Due to the breadth of its product suite, web initiatives, strong financial standing, and comprehensive vision for the future of e-business, i2 should be on every shortlist for users in a wide range of industries, especially electronics/high tech and semiconductor.
The TradeMatrix implementations to date are evidence that i2 has put together a viable Internet-based framework for buying and selling. Users should temper expectations, however, when considering the use of TradeMatrix to plan and optimize critical parts of their manufacturing operations and collaborative demand forecasting. These functions exist in the conceptual phase compared to i2's core TradeMatrix products. Companies that lack the stomach for large-scale joint development work should stick to i2's applications for demand planning, transportation planning, and manufacturing planning/scheduling or at least wait for successful reports from the early TradeMatrix implementations before buying.
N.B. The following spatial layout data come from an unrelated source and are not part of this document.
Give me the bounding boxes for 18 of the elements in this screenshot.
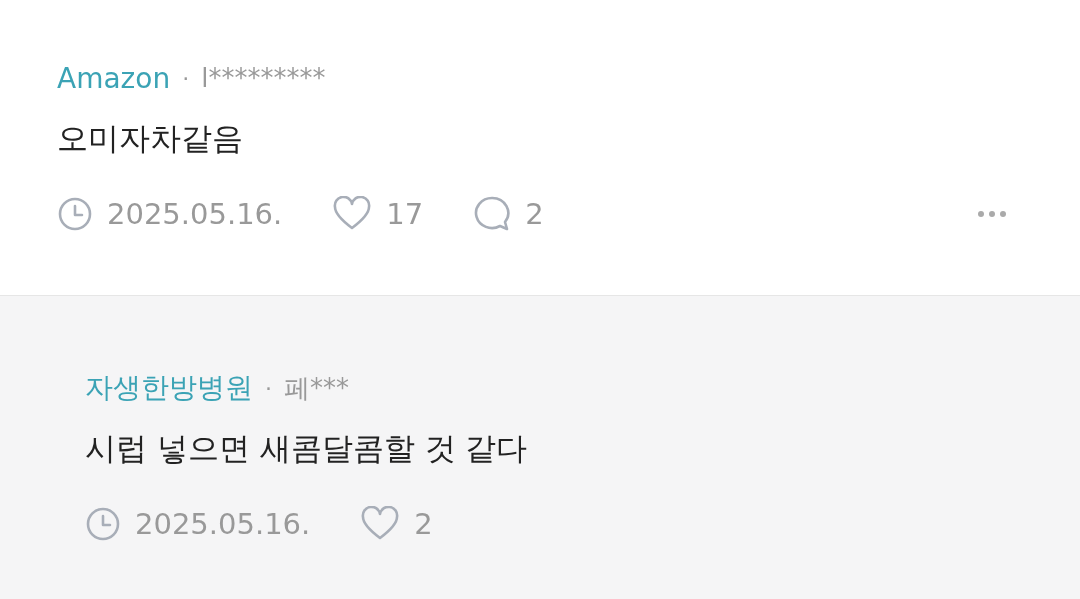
like-count: 17 bbox=[386, 197, 424, 231]
like-count: 2 bbox=[414, 507, 433, 541]
clock-icon bbox=[85, 506, 121, 542]
separator-dot: · bbox=[265, 375, 272, 401]
comment-text: 시럽 넣으면 새콤달콤할 것 같다 bbox=[85, 429, 529, 468]
comment-text: 오미자차같음 bbox=[57, 119, 244, 158]
comment-icon[interactable] bbox=[473, 195, 512, 233]
author-name: l********* bbox=[201, 63, 326, 93]
clock-icon bbox=[57, 196, 93, 232]
heart-icon[interactable] bbox=[332, 196, 373, 232]
company-name[interactable]: Amazon bbox=[57, 61, 171, 95]
reply-count: 2 bbox=[525, 197, 544, 231]
author-name: 페*** bbox=[284, 371, 349, 405]
heart-icon[interactable] bbox=[360, 506, 401, 542]
date-text: 2025.05.16. bbox=[107, 197, 283, 231]
company-name[interactable]: 자생한방병원 bbox=[85, 369, 253, 407]
separator-dot: · bbox=[182, 65, 190, 91]
date-text: 2025.05.16. bbox=[135, 507, 311, 541]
Customers who ultimately do select i2 should consider the following tactics:
- Secure third party integration support from a services firm with i2 expertise. For e-business projects, smaller systems integration firms like Brightstar Information Technology Group and Origin B. V. may be both cheaper and more tech-savvy than storied consulting dynasties like Andersen Consulting and PricewaterhouseCoopers, but often lack sufficient resources.
- Identify user reporting requirements early in the engagement. This is particularly important with companies like i2 that seem to offer clients everything including the kitchen sink. Users should fix the scope of the implementation before consulting i2 to avoid adding components that are not critical to the business requirements.
- Test key business flows thoroughly and report software problems early. i2 is a large organization with many client demands on its developers and business consultants. Early identification of bugs and diligent reporting will ensure the project is completed with a minimum of time and cost overruns.